February 5, 2024
JAKARTA – Academic communities across the country have called for a fair and accountable general election on Feb. 14 amid rising concerns about democratic decline in Indonesia.
On Saturday, members of Padjadjaran University (Unpad) in Bandung, West Java, made a public declaration calling on President Joko “Jokowi” Widodo and political elites to “follow the law” and to uphold “the integrity and dignity” of the electoral process.
They highlighted facts and events they said demonstrated democratic decline under Jokowi’s presidency ahead of the February election, including the country’s poor corruption perception rating, the declawing of the Corruption Eradication Commission (KPK) and the controversial Constitutional Court ruling that enabled Jokowi’s son to run for vice president.
“We’ve seen political elites exploit the law to legitimize problematic political, social and economic policies,” said professor Ganjar Kurnia who heads Unpad’s academic senate.
“Abusing power for the interests of the oligarchic elites will only lead to the failure of our sustainable development, the stagnation of economic growth, deepening poverty and the increase of wealth inequality,” he added.
The 2023 Corruption Perception Index (CPI), published by Berlin-based Transparency International last week, had Indonesia stagnating at 34 points for the second year in a row on a scale of 0 to 100, with 0 being extremely corrupt.
Activists have blamed this on a 2019 amendment to the KPK Law backed by the Jokowi administration that systematically defanged the antigraft agency.
The Constitutional Court ruling late last year that paved the way for Jokowi’s eldest son, Gibran Rakabuming Raka, to become the running mate of presidential candidate Prabowo Subianto has deepened concerns about the country’s democracy and the integrity of the coming election.
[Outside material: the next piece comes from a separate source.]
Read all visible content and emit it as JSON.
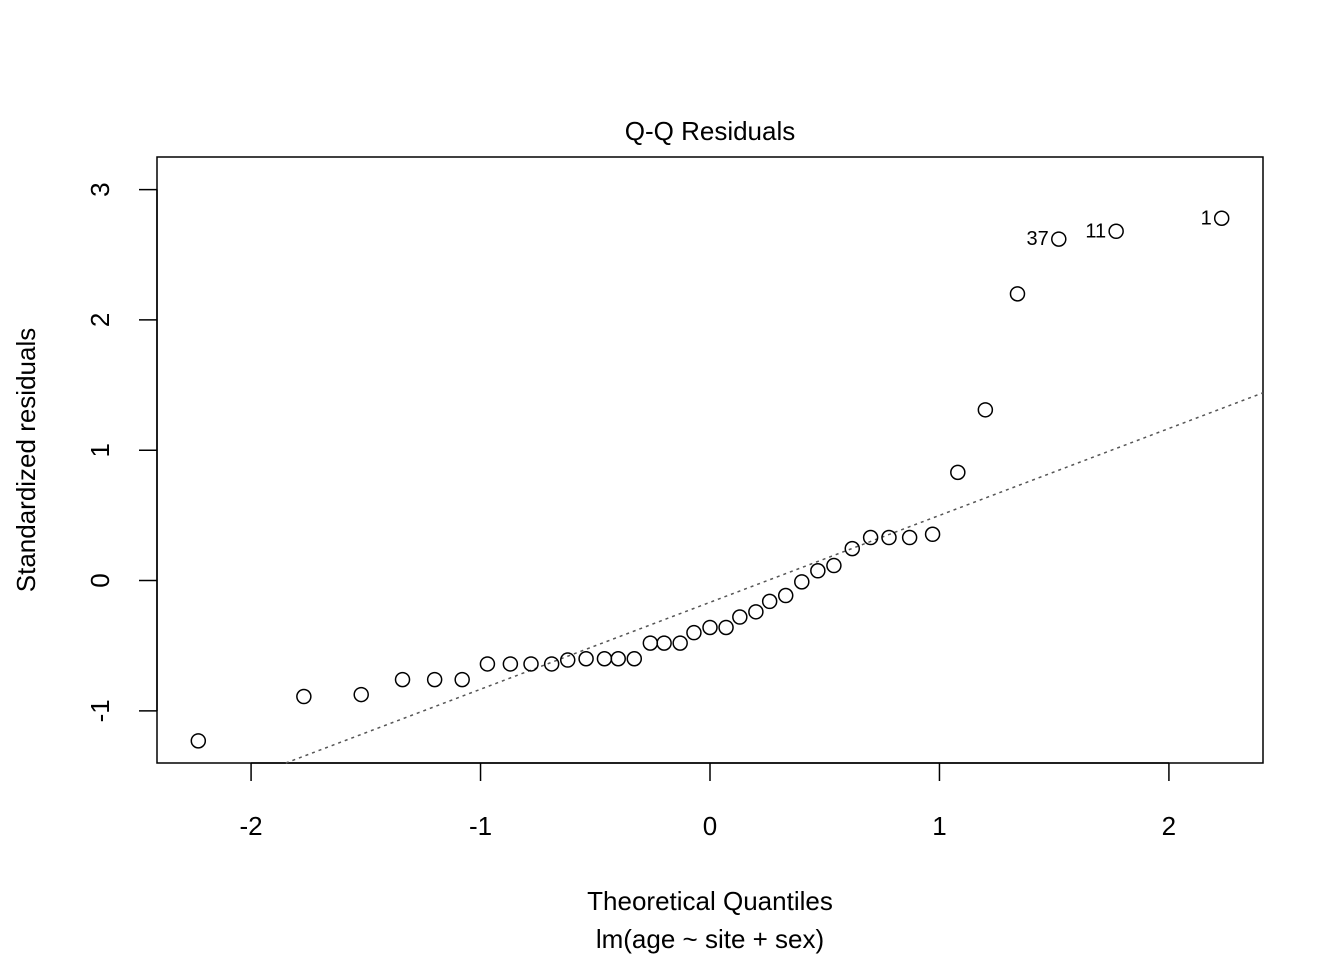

The court at the time was headed by the President’s brother-in-law, Anwar Usman, who was later found guilty of an ethics breach for using his position to influence the game-changing ruling.
Jokowi, who is barred from running for a third term, insists that he is entitled to support a presidential candidate of his or her choosing in his free time, provided he makes no use of government facilities while doing so.
The Unpad declaration was the latest in a series of university statements demanding a fair, accountable election.
Dozens of professors of the University of Indonesia (UI) in Depok, West Java, held a press conference on Friday calling on politicians and state officials to “restore the country’s broken democracy”.
“Our country has lost its way because of unethical and deceitful power struggles. We’re concerned over the actions of the state apparatus and political elites who constantly break their oaths just to enrich themselves,” UI board of professors head Harkristuti Harkrisnowo said.
In an accompanying declaration, the UI professors condemned actions that stifled free expression, saying that some of their number had been “intimidated” by undisclosed individuals by text message after they unveiled the plan to make a declaration criticizing Jokowi.
UI also urged the government to ensure that all civil servants, government officials and members of the public were able to cast their votes freely in the upcoming polls, without any pressure to choose certain candidates.
Over the past few days, academic communities from at least 11 universities across the country, including Hasanuddin University (Unhas), the Indonesian Islamic University (UII) and Syarif Hidayatullah State Islamic University (UIN Jakarta), have called on Jokowi to ensure the elections are fair, free and accountable.
Jokowi’s own alma mater, Gadjah Mada University (UGM) in Yogyakarta, released the so-called Bulaksumur Petition on Wednesday accusing the President of “deviating” from democratic values and urging his administration and other authorities to remedy the situation.
The petition says Jokowi, as a UGM graduate, should uphold the institution’s ideals by embracing the values of Pancasila and strengthening democratic processes.
Responding to the criticisms, Jokowi said on Friday that everyone in the academic community had the right to voice their opinions.
“Well, it’s their democratic right. Everyone has the right to speak and express opinions,” the President said.
Presidential special staff coordinator Ari Dwipayana said separately on Friday that criticism was necessary to improve democracy.